The fawn response in action

Like the writer who calmly explained to me why it was OK that her book-ghostwriting agency client was paying her less than one-third the professional rate for her work. While also not getting her needed materials, making the project drag out endlessly. She admitted her hourly rate was working out to less than a typical McDonald’s new hire earns.

When I suggested perhaps it was time for Operation: Goodbye Email to Clients, she said that despite all the problems, she’d feel bad ditching the project and leaving the end client in the lurch (in her view). Such nice people, from a nonprofit that does wonderful work!

I spent a fruitless half hour trying to help her see that she was getting screwed over. But she continually rationalized why it was all right to treat her like dirt.

If you feel more sympathy for your underpaying, abusive client’s situation than for your own empty bank account or sleepless nights, fawning may be a problem for you.

Why you cling to bad clients

If this is resonating for you, I’m sorry to hear. And — let’s tackle this!

It will require changing behavior patterns. I know. It’s hard.

Because what happens in the fawn response is that your mind confuses the needs of your abuser with your own needs. If you experienced trauma, you may struggle to feel you have a right to your own feelings, or to say ‘no’ to anything your client wants.

You stay because the idea of unpleasantness breaking out when you say you’re leaving… it just feels too scary. It’s not worth it. You’ll just keep slogging. And you’ll never send that goodbye email to clients that don’t treat you right.

The first step is to RECOGNIZE that you’re falling back on your old-time fawning strategy, when you encounter exploitative clients. Take notes after first client meetings, and see if you spot any red flags.

4 ways to create healthy boundaries with clients

How can you break this pattern, cut loose abusive or underpaying clients, and attract ones that respect you?

We do attract what we think we deserve. So here’s a quick game plan for changing this dynamic:

  1. Self care. You deserve to take up space on this planet. If you don’t feel that, it’s time for some self-care. Talk a walk. Call a friend. Spoil yourself with a book, an energy healer — whatever you need. Whatever it is, you deserve it!
  2. Self-esteem. Low self-esteem is a hallmark of traumatized writers — so commit to engaging in regular activities that build your self-esteem. It might be volunteering to help students write papers (I’ve done it!), for instance. Something that gives you a chance to notice how much you know about writing, that most people don’t. Or just volunteering to feed the hungry, or anything else that does your heart and soul good and helps you see your intrinsic value.
  3. Support. My experience is that deep-seated behavior patterns don’t get transformed in a vacuum. You need to turn to your writer community, where you will ideally get an accountability buddy you call weekly. Let others lift you up and back you up when you say, “I deserve better.”
  4. Set boundaries. Once you’ve got these three items in place, you’re ready to set clear boundaries with clients, and enforce them. I’ve found a strong correlation between writers who are people-pleasers and writers who tend to write without a signed contract or (with business clients) an up-front deposit. Stop doing that! The contract spells out the relationship, and gives you an easy way to point out problems and to suggest correctives — or to say they’re in breach, and to terminate. It’s all in writing.

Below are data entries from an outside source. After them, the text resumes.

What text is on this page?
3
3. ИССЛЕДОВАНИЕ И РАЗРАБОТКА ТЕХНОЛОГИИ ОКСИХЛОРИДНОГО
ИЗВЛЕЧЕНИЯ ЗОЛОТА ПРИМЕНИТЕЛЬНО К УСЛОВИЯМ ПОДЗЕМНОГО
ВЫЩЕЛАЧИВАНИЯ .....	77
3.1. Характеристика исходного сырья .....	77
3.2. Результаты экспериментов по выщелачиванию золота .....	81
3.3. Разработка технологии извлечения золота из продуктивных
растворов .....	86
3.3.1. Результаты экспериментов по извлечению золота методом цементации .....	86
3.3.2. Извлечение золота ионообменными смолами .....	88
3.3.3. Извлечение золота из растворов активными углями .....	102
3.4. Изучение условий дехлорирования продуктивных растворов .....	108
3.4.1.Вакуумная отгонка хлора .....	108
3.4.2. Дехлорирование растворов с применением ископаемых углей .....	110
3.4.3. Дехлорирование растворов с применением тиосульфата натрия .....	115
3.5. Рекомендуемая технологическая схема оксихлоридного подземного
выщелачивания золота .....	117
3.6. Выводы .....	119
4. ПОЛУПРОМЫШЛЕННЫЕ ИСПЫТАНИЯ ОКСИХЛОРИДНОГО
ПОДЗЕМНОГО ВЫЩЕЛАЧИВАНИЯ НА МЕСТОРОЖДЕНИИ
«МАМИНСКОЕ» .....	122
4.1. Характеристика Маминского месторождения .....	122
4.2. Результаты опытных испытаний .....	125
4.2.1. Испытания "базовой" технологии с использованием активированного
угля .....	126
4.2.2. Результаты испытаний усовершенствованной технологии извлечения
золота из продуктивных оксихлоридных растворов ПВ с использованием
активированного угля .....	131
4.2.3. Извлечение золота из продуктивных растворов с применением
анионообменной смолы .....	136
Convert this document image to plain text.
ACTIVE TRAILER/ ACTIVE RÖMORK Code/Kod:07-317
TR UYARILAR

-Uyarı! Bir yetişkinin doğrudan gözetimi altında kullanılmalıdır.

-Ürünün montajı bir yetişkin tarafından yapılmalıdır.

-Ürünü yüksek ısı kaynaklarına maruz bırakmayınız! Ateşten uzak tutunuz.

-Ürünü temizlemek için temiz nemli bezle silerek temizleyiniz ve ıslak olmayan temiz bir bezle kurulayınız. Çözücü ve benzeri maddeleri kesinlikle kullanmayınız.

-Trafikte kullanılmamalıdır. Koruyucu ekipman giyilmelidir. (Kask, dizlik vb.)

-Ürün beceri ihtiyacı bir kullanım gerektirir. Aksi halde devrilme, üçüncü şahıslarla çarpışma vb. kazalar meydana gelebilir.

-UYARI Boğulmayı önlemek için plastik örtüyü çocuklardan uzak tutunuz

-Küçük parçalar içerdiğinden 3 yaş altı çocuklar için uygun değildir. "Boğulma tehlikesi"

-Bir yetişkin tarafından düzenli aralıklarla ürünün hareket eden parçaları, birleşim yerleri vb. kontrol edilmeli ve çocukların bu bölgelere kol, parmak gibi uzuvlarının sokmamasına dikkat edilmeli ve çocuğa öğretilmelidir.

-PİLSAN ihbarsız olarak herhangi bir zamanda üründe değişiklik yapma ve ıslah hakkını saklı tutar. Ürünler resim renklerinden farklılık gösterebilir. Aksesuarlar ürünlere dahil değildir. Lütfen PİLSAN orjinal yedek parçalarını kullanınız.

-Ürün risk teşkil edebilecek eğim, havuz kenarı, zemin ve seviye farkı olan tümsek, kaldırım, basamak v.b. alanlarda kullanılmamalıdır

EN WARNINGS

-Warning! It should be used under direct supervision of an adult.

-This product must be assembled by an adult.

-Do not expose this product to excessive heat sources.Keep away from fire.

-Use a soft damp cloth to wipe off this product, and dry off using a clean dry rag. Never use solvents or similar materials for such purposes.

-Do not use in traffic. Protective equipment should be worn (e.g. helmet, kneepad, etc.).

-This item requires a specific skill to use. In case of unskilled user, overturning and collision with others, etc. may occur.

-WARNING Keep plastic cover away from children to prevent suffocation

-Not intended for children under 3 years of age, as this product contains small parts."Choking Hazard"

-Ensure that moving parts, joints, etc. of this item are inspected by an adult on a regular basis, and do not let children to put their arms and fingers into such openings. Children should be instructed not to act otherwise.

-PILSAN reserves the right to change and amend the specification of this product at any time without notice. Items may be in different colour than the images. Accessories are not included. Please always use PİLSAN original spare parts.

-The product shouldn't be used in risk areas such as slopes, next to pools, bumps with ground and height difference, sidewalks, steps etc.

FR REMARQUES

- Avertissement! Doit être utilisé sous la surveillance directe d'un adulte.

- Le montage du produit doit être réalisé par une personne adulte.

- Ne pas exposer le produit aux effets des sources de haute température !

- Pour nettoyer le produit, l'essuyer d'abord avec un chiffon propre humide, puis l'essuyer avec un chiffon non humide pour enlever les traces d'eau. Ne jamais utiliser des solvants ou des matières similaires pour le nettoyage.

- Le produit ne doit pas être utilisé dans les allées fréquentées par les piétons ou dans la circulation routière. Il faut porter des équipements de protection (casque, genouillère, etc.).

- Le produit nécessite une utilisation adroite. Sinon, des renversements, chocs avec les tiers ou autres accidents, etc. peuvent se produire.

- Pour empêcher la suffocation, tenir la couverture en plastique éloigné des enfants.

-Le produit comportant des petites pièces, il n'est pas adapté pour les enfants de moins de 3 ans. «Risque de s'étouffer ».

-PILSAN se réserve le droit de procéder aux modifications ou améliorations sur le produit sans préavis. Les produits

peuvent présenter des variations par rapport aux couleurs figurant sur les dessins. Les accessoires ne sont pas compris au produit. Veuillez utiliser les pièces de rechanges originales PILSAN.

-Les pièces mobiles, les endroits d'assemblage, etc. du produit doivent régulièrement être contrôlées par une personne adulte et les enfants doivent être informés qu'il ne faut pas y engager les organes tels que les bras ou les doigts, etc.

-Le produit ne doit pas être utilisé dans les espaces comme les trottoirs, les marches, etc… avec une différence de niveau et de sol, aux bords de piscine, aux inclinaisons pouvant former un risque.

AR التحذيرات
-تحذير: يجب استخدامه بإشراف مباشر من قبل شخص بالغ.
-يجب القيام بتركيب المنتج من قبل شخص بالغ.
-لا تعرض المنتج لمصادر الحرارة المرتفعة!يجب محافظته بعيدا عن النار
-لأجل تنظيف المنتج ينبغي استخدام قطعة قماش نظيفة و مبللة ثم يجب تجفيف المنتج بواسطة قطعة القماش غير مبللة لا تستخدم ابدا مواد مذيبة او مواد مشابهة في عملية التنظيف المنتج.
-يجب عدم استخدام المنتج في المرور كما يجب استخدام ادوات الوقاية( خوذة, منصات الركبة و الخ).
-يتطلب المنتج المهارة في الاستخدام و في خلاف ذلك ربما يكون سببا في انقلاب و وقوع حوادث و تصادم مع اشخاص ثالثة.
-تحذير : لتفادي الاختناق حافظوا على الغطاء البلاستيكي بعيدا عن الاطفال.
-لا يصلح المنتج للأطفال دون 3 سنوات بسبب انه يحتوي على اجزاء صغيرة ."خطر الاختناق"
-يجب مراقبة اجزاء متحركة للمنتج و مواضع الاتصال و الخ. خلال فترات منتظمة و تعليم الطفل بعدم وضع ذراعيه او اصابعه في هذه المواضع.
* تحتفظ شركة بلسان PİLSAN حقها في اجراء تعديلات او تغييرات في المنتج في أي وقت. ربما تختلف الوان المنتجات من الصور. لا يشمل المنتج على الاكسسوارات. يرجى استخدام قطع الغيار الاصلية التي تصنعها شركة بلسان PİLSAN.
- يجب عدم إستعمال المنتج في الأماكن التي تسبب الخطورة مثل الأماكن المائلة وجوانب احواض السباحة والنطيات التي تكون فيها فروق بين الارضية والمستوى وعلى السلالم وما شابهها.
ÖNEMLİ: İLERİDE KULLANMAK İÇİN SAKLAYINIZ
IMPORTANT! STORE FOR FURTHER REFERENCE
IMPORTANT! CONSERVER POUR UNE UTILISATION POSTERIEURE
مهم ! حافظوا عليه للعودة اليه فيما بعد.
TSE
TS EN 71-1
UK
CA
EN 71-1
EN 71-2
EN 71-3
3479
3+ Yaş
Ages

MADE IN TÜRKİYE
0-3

It will take practice. Don’t beat yourself up when you find yourself once again fawning over a client you should have never taken. Today is a new day, and you can give notice anytime.

Say farewell to bad clients

It can be a revelation to see how the survival strategies that got you through long-ago trauma are showing up in your career now. If a light bulb went off here, now you understand why taking a professional attitude with clients has been so hard.

Don’t go nuts and fire all your clients at once, especially right now. But you might want to pick a ‘biggest loser’ to ax right away.

Don’t starve — I always found the replacement client before I dropped the loser. You can, too. It’s easier to stand your ground and give an end date to a bad client when you know you’ve already replaced that income.